Progress is slow. Some proposals may not survive the legislative process. But drug wholesale distributors paying attention know what direction this is heading. Single-source foreign dependency is getting more scrutiny, not less, and that’s going to reshape sourcing decisions over the next decade.

What Buyers Should Be Asking Their Distributors

When a shortage hits, the first call goes to the distributor. How that call goes depends on choices made long before the shortage showed up.

Questions worth asking any distribution partner:

  • Where are your products sourced, and do you hold secondary suppliers for high-risk categories?
  • How early does your team spot a tightening supply signal?
  • Is every product DSCSA traceable regardless of where it originated?
  • How much of your catalog comes from domestic or near-shore manufacturers?

These aren’t questions reserved for large health systems with dedicated procurement teams. Any pharmacy or provider managing essential medications should know the answers. Partnering with drug wholesale distributors who can respond clearly — and prove it — is one of the more practical hedges available right now.

Reshoring takes years. Policy change takes longer. But the distributor relationship is something that can change much sooner, and it matters more than most buyers realize until something goes wrong.

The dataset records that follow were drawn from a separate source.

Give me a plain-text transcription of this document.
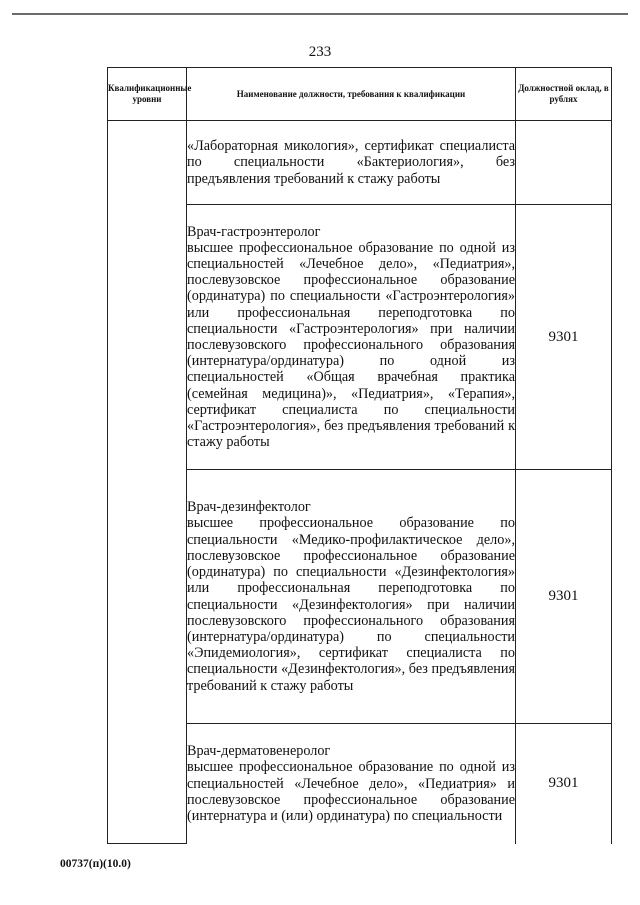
233
Квалификационные уровни	Наименование должности, требования к квалификации	Должностной оклад, в рублях
	«Лабораторная микология», сертификат специалиста по специальности «Бактериология», без предъявления требований к стажу работы	

	Врач-гастроэнтеролог
высшее профессиональное образование по одной из специальностей «Лечебное дело», «Педиатрия», послевузовское профессиональное образование (ординатура) по специальности «Гастроэнтерология» или профессиональная переподготовка по специальности «Гастроэнтерология» при наличии послевузовского профессионального образования (интернатура/ординатура) по одной из специальностей «Общая врачебная практика (семейная медицина)», «Педиатрия», «Терапия», сертификат специалиста по специальности «Гастроэнтерология», без предъявления требований к стажу работы	9301

	Врач-дезинфектолог
высшее профессиональное образование по специальности «Медико-профилактическое дело», послевузовское профессиональное образование (ординатура) по специальности «Дезинфектология» или профессиональная переподготовка по специальности «Дезинфектология» при наличии послевузовского профессионального образования (интернатура/ординатура) по специальности «Эпидемиология», сертификат специалиста по специальности «Дезинфектология», без предъявления требований к стажу работы	9301

	Врач-дерматовенеролог
высшее профессиональное образование по одной из специальностей «Лечебное дело», «Педиатрия» и послевузовское профессиональное образование (интернатура и (или) ординатура) по специальности	9301
00737(п)(10.0)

Drugzone Pharmaceuticals Inc.: Dependable Distribution You Can Count On

Drugzone Pharmaceuticals Inc. is a nationally licensed, NABP-accredited generic pharmaceutical distributor based in Nanuet, New York, licensed across all 50 states. Founded by a New York-licensed pharmacist, the leadership team carries over 80 years of combined experience in distribution, compliance, and healthcare.

Drugzone runs a 20,000 sq. ft. temperature-controlled facility, works with 75+ manufacturer partners, and stocks 2,000+ SKUs across human and animal health. Hospitals, LTC facilities, specialty clinics, compounding pharmacies, and veterinary providers count on them daily. As established drug wholesale distributors, Drugzone holds FDA registration, DSCSA 2025 compliance, and NABP accreditation — authentic, traceable product, delivered reliably.

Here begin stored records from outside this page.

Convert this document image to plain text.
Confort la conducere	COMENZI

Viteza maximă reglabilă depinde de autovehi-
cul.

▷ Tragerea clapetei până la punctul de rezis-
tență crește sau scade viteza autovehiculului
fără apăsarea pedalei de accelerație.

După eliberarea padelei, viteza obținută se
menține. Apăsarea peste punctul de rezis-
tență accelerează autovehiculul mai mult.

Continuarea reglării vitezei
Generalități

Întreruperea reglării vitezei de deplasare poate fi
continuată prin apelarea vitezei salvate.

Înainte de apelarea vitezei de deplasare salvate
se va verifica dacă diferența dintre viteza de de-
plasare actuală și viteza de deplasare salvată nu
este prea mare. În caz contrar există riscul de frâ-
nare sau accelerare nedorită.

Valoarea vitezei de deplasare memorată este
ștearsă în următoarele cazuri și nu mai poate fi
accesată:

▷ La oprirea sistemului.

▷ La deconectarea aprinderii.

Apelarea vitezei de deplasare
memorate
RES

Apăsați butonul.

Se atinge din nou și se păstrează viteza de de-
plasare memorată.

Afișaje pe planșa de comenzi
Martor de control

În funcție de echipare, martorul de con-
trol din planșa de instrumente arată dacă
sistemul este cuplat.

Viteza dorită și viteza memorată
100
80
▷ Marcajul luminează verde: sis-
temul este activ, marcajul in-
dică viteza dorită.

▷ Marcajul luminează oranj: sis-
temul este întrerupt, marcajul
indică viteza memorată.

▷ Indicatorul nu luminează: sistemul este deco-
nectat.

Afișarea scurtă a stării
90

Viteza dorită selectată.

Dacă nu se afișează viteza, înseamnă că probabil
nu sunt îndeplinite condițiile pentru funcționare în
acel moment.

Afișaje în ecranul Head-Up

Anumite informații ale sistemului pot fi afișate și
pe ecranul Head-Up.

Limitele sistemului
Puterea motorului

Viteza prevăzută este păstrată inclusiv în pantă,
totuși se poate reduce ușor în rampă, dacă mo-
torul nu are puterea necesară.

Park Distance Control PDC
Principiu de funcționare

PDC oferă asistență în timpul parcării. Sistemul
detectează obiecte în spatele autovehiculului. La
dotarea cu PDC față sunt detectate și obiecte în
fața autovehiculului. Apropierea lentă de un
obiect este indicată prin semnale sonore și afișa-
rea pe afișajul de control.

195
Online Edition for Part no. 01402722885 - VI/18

Frequently Asked Questions

  1. Why does import dependency lead to drug shortages in the U.S.?

    Most generic APIs come from a small cluster of overseas suppliers. One inspection failure, one export restriction — and there’s no domestic fallback ready. That’s why a single overseas disruption can drag on for two or three years in U.S. pharmacies.

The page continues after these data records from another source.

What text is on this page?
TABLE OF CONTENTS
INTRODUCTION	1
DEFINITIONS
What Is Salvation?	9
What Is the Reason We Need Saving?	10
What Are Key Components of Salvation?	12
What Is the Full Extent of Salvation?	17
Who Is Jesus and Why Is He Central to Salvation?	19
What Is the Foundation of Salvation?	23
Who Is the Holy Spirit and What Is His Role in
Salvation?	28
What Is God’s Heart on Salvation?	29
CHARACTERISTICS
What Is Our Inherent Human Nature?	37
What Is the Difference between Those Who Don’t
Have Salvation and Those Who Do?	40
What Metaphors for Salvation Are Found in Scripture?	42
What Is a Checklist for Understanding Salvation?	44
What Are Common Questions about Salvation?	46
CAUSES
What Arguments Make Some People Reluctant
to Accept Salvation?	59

  2. Which drug types get hit hardest?

    Sterile injectables, oncology drugs, and older generics feel it most. The margins are too thin to draw domestic manufacturers back in, so supply stays heavily concentrated in foreign facilities. When those plants have problems, there’s rarely a quick domestic alternative.

  3. What can healthcare providers do to lower their shortage risk?

    Look hard at your distribution partner before a shortage starts. Multi-source procurement, active shortage monitoring, and full DSCSA traceability matter. Waiting until a medication is already backordered to ask these questions is usually too late.

  4. What do drug wholesale distributors actually do during a shortage?

Drug wholesale distributors tend to see supply tightening before their customers do. The good ones are already working alternatives before the shortage is officially declared. Distributors with wide manufacturer networks can reroute and substitute faster. Those with limited sourcing are mostly stuck waiting alongside their customers. That gap shows up clearly when supply gets tight.